The process by which a party requests that a higher court (in this case, the superior court) review the decision of a lower body (the Office of Administrative Hearings).

A.R.S. (Arizona Revised Statutes)

The collection of laws enacted by the Arizona state legislature. The document references A.R.S. § 32-2199.02(B), § 41-1092.08(H), and § 12-904(A) to establish the legal basis for the order’s finality and the appeal process.

Judicial Review

A type of court proceeding in which a judge reviews the lawfulness of a decision or action made by a public body, such as the Office of Administrative Hearings.
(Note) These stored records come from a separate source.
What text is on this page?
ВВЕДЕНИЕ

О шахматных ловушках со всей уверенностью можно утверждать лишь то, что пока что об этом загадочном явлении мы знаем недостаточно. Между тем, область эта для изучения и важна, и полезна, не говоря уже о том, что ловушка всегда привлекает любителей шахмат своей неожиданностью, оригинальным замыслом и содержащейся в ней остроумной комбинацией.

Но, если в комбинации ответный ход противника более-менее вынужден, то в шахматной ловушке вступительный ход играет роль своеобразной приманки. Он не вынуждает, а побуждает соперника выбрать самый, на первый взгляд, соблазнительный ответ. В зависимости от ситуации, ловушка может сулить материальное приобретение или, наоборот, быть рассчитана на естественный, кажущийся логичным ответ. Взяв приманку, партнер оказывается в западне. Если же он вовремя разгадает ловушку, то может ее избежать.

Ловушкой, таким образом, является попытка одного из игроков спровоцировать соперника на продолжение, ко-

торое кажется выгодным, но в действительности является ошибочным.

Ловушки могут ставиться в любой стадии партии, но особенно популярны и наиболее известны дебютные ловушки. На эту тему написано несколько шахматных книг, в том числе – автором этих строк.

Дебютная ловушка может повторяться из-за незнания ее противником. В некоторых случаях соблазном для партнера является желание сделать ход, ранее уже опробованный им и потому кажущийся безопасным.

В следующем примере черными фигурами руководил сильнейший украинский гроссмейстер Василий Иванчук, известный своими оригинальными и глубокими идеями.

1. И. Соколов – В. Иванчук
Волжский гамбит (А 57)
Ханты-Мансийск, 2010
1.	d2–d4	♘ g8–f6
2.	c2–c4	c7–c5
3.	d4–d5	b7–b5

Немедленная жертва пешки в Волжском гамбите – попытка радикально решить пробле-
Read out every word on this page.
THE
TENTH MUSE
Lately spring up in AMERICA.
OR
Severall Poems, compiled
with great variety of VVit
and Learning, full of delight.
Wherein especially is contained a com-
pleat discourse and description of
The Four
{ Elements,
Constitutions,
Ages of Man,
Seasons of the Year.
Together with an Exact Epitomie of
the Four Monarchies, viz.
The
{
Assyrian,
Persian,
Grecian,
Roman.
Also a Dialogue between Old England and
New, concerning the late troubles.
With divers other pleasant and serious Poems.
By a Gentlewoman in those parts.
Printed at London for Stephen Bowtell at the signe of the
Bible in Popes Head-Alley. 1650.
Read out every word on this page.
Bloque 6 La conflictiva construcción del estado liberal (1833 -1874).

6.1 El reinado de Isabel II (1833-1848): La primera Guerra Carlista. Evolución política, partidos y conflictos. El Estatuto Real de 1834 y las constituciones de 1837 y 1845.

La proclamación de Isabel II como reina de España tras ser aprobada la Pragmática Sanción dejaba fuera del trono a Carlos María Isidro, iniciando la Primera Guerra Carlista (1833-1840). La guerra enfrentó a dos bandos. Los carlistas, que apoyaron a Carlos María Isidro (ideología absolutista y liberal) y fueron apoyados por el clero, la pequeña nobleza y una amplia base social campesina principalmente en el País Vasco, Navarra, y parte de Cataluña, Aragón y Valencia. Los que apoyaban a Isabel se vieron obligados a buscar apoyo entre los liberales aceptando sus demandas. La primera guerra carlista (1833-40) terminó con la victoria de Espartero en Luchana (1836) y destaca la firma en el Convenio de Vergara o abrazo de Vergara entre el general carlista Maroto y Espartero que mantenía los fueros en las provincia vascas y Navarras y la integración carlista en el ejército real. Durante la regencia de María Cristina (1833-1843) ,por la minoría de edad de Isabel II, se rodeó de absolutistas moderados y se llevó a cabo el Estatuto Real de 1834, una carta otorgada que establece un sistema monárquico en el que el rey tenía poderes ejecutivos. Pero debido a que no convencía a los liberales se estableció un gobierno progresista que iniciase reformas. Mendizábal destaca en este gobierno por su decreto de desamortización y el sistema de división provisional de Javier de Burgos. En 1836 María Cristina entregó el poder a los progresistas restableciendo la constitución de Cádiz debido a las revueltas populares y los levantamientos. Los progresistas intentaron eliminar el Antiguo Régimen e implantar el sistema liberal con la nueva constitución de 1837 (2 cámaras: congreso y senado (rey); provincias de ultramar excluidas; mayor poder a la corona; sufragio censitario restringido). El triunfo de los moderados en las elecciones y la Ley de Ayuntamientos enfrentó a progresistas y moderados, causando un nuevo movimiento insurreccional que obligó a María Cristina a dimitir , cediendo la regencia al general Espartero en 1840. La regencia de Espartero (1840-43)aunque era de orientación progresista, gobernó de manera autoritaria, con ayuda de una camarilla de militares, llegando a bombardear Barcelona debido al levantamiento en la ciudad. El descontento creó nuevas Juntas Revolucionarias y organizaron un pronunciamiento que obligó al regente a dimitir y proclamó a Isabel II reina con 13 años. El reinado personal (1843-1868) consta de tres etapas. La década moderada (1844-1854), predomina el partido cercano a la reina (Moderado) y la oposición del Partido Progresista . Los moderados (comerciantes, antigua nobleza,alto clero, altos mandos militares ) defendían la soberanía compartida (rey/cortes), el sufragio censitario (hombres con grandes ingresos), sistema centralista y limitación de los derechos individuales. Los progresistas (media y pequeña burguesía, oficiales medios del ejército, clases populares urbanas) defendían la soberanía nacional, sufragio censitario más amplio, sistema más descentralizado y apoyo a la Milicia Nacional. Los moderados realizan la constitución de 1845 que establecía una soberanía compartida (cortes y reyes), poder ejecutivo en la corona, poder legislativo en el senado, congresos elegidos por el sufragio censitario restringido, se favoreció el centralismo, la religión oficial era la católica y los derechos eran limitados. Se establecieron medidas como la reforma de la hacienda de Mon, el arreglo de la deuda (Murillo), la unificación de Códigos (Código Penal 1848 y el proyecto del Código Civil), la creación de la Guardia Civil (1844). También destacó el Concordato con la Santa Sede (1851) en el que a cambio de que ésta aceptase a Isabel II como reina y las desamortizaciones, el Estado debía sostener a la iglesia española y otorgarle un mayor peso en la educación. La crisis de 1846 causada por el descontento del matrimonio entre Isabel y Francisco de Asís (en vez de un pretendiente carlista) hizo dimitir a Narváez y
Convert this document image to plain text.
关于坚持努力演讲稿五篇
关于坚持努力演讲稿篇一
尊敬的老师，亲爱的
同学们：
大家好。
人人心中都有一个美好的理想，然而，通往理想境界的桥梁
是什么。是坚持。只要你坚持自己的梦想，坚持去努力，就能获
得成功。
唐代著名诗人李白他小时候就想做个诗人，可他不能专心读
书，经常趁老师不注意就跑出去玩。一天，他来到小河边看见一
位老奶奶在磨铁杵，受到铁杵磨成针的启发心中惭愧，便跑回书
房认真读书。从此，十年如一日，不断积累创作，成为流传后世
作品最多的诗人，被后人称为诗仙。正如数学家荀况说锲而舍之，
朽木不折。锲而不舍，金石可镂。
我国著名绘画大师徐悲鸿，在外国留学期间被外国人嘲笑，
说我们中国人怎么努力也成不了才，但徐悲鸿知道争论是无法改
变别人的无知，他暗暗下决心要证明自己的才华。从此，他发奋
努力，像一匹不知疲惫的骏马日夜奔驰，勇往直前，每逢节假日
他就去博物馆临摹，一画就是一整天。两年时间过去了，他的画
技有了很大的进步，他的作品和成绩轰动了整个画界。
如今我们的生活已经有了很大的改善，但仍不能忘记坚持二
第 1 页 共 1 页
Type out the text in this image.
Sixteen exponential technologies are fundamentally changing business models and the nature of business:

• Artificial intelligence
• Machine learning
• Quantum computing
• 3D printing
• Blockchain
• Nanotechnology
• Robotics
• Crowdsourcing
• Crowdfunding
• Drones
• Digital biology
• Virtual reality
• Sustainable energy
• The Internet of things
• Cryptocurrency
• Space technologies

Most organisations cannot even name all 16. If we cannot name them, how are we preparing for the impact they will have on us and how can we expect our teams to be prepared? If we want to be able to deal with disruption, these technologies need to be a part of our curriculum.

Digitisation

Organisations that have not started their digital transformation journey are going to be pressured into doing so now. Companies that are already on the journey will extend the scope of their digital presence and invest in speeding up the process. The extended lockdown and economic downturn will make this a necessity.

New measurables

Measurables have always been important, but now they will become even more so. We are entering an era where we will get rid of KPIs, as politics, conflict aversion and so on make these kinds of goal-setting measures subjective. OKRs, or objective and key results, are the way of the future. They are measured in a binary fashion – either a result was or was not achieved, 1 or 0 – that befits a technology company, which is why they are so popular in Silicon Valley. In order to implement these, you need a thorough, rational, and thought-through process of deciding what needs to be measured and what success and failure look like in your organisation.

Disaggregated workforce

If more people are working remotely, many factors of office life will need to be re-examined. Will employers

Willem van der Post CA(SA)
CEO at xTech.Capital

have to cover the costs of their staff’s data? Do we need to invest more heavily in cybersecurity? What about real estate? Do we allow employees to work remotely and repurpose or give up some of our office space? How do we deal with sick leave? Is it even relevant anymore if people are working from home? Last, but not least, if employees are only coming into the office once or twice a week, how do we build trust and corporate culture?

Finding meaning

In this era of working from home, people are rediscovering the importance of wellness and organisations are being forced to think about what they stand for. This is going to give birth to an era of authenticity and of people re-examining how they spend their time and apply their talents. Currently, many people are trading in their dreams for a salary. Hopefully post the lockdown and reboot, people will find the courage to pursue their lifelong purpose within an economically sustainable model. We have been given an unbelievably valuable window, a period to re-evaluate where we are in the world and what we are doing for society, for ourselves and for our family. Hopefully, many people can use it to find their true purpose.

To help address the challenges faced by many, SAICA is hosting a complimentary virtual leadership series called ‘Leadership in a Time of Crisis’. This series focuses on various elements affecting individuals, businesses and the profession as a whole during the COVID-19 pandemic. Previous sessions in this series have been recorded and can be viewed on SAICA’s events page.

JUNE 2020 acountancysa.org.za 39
Office of Administrative Hearings (OAH)

A state agency that conducts hearings for other state agencies, providing a neutral forum for disputes. In this case, it presided over the matter between Marc Archer and the PMPE Community Association, Inc.

Order Vacating Hearing

A formal directive from a judge that cancels a previously scheduled hearing and removes it from the court’s or agency’s calendar.

Petition

A formal written request submitted to a court or administrative body, initiating a legal case or making a specific application.

Petitioner

The party who files a petition with a court or administrative body. In this case, Marc Archer.

Rehearing

A second hearing of a case to consider issues that were part of the original petition. As clarified in the order, it cannot be used to address new matters that arose after the initial decision.

Respondent

The party against whom a petition is filed and who is required to respond to it. In this case, PMPE Community Association, Inc.

Superior Court

A state-level trial court of general jurisdiction. The document specifies that any appeal of the administrative order must be filed with the superior court.